Son regard croisa le mien. Il était chargé d’horreur.

Je me levai sans un mot et je m’en allai. Je sifflai mes chiens et je partis à l’aventure. Il était vingt heures et le soir d’août était merveilleux. Le ciel était d’opale, mais je ne l’admirai pas. J’étais abandonnée. Une grive chantait, mais je ne l’écoutai pas. J’étais trop seule. Je n’avais presque pas dîné, mais je ne sentais pas la faim. Mon esprit s’arrêtait sur une seule pensée : Ma mère allait-elle me haïr ?

J’éloignai cette pénible éventualité et, après un tour de parc, je revins.

Maman avait quitté la salle à manger et elle était dans sa chambre. Enfoncée dans un fauteuil, elle gémissait :

— Je n’en puis plus, répétait-elle, cela devient une obsession qui me rend folle.

Elle me vit :

— Marane, s’écria-t-elle, dis-moi la vérité.

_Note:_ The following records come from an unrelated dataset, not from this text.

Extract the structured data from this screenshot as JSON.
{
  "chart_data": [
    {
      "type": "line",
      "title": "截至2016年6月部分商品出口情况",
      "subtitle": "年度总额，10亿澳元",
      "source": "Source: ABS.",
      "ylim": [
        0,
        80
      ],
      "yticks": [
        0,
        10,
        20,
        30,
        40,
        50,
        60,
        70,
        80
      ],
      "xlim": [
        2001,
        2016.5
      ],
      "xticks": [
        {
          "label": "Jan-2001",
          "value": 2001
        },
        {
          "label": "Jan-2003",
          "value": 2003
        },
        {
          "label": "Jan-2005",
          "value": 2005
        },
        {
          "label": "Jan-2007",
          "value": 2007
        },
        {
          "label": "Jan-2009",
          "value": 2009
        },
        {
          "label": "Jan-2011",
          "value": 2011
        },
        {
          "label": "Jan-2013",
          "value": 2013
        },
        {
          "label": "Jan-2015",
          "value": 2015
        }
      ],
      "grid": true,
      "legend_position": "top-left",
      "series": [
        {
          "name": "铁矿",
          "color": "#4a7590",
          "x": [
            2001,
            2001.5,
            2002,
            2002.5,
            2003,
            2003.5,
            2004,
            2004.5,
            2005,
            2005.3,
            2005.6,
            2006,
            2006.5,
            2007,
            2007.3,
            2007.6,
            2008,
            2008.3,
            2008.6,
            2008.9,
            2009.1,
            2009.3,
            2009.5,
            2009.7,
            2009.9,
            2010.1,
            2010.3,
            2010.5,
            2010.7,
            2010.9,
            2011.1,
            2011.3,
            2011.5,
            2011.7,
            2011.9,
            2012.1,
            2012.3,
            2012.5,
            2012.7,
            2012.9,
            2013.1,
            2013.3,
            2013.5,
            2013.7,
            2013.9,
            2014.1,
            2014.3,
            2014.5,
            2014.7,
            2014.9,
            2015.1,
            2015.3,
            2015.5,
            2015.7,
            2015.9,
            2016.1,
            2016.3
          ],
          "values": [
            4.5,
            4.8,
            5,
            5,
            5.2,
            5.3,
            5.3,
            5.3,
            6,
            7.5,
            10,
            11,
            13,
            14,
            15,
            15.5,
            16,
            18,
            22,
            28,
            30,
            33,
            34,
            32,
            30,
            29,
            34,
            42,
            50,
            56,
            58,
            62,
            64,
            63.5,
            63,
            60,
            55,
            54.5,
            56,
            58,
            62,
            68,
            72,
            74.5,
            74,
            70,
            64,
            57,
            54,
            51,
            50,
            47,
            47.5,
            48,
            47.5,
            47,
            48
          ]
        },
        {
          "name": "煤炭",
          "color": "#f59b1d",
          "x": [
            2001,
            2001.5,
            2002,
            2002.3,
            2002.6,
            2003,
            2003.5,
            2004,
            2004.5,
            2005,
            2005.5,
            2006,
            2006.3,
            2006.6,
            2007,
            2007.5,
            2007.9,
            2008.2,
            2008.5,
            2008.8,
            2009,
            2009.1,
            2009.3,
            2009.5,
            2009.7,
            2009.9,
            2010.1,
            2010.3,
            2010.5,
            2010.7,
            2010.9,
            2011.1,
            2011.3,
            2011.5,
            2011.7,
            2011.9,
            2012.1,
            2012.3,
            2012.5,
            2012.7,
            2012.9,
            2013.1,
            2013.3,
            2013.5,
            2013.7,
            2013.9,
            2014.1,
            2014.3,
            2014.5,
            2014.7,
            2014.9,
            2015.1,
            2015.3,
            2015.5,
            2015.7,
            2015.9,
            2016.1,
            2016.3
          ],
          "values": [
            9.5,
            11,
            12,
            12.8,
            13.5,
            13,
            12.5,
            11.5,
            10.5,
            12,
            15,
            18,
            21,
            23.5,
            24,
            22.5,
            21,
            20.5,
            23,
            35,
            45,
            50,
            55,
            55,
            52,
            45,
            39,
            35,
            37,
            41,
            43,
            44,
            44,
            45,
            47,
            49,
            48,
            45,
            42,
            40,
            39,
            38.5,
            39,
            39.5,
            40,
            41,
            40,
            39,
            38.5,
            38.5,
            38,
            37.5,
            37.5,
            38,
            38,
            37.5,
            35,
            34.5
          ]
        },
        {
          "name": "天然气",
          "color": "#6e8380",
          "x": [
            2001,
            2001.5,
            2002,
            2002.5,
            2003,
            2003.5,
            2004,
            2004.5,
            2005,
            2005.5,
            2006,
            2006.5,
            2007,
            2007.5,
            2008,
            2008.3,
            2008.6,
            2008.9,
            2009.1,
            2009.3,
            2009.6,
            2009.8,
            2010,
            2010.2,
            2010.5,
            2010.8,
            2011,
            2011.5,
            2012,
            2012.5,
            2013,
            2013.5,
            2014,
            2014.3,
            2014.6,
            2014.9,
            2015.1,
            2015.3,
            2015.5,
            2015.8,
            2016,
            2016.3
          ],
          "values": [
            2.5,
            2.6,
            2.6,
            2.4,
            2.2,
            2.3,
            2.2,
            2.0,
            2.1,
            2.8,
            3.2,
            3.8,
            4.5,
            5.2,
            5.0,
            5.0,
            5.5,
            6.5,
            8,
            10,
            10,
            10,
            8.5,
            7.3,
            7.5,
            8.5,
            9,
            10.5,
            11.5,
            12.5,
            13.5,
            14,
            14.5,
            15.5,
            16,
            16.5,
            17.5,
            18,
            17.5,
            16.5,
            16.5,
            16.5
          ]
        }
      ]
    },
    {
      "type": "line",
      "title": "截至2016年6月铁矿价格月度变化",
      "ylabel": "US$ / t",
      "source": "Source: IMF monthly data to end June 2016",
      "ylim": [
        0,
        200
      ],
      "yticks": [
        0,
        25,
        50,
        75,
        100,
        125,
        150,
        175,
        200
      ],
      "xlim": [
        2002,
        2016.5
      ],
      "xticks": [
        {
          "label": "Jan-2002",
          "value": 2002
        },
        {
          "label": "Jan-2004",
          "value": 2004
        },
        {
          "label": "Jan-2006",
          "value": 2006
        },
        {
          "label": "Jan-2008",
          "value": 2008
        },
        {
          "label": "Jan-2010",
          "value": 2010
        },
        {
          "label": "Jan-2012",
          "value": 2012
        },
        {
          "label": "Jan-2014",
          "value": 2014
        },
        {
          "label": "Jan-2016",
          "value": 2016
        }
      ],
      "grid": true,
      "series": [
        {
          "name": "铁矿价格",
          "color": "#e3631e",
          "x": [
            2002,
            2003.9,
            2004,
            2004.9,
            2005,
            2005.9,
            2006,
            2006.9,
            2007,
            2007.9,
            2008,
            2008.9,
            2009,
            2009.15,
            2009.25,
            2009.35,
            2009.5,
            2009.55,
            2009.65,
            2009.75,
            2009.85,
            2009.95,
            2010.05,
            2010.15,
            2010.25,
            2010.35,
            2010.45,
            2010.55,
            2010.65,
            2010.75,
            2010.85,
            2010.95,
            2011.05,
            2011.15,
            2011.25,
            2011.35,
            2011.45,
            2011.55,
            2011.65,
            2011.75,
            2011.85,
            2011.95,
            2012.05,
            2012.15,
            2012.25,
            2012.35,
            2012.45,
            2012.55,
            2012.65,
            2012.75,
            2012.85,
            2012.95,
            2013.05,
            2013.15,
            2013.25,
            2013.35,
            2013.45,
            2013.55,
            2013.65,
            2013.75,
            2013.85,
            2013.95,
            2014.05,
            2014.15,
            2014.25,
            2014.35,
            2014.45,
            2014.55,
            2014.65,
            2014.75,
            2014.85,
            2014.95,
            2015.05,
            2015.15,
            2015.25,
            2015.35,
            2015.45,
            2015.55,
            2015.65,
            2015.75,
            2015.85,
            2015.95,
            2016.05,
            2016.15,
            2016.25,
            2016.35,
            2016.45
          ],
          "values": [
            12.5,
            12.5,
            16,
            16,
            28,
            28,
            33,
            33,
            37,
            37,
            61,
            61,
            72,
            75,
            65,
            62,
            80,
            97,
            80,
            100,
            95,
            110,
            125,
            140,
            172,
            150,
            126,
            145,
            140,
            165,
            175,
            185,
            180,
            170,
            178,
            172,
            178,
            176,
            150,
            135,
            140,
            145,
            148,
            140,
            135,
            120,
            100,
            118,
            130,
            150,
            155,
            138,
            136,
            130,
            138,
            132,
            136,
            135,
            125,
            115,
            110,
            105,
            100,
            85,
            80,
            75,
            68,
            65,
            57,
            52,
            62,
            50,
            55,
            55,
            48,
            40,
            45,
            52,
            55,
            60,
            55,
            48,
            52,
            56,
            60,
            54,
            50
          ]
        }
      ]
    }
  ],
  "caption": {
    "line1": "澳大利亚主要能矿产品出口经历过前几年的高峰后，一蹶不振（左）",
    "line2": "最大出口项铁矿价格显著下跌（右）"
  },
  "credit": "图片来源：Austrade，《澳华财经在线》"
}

— Quelle vérité ? fis-je d’un ton lassé.

— Qu’est-il arrivé dans le sinistre après-midi que tu sais ?

— Chanteux est mort noyé, répondis-je sans hésitation.

— Oh ! se révolta maman, comment peux-tu évoquer cela avec une si froide indifférence ?

Je haussai les épaules irrespectueusement.

— Chanteux était un être indigne. Il te terrorisait et nous menaçait de ruine, tout en nous volant d’une façon éhontée. Il voulait t’épouser. Il a disparu, tant mieux !

Je débitai ces mots avec une cruauté voulue.

Maman étendait les mains devant elle comme pour me repousser.

— Va-t-en ! cria-t-elle.

Docile, je sortis de sa chambre.

Dehors, je réfléchis, ce qui ne m’était pas arrivé depuis le soir tragique.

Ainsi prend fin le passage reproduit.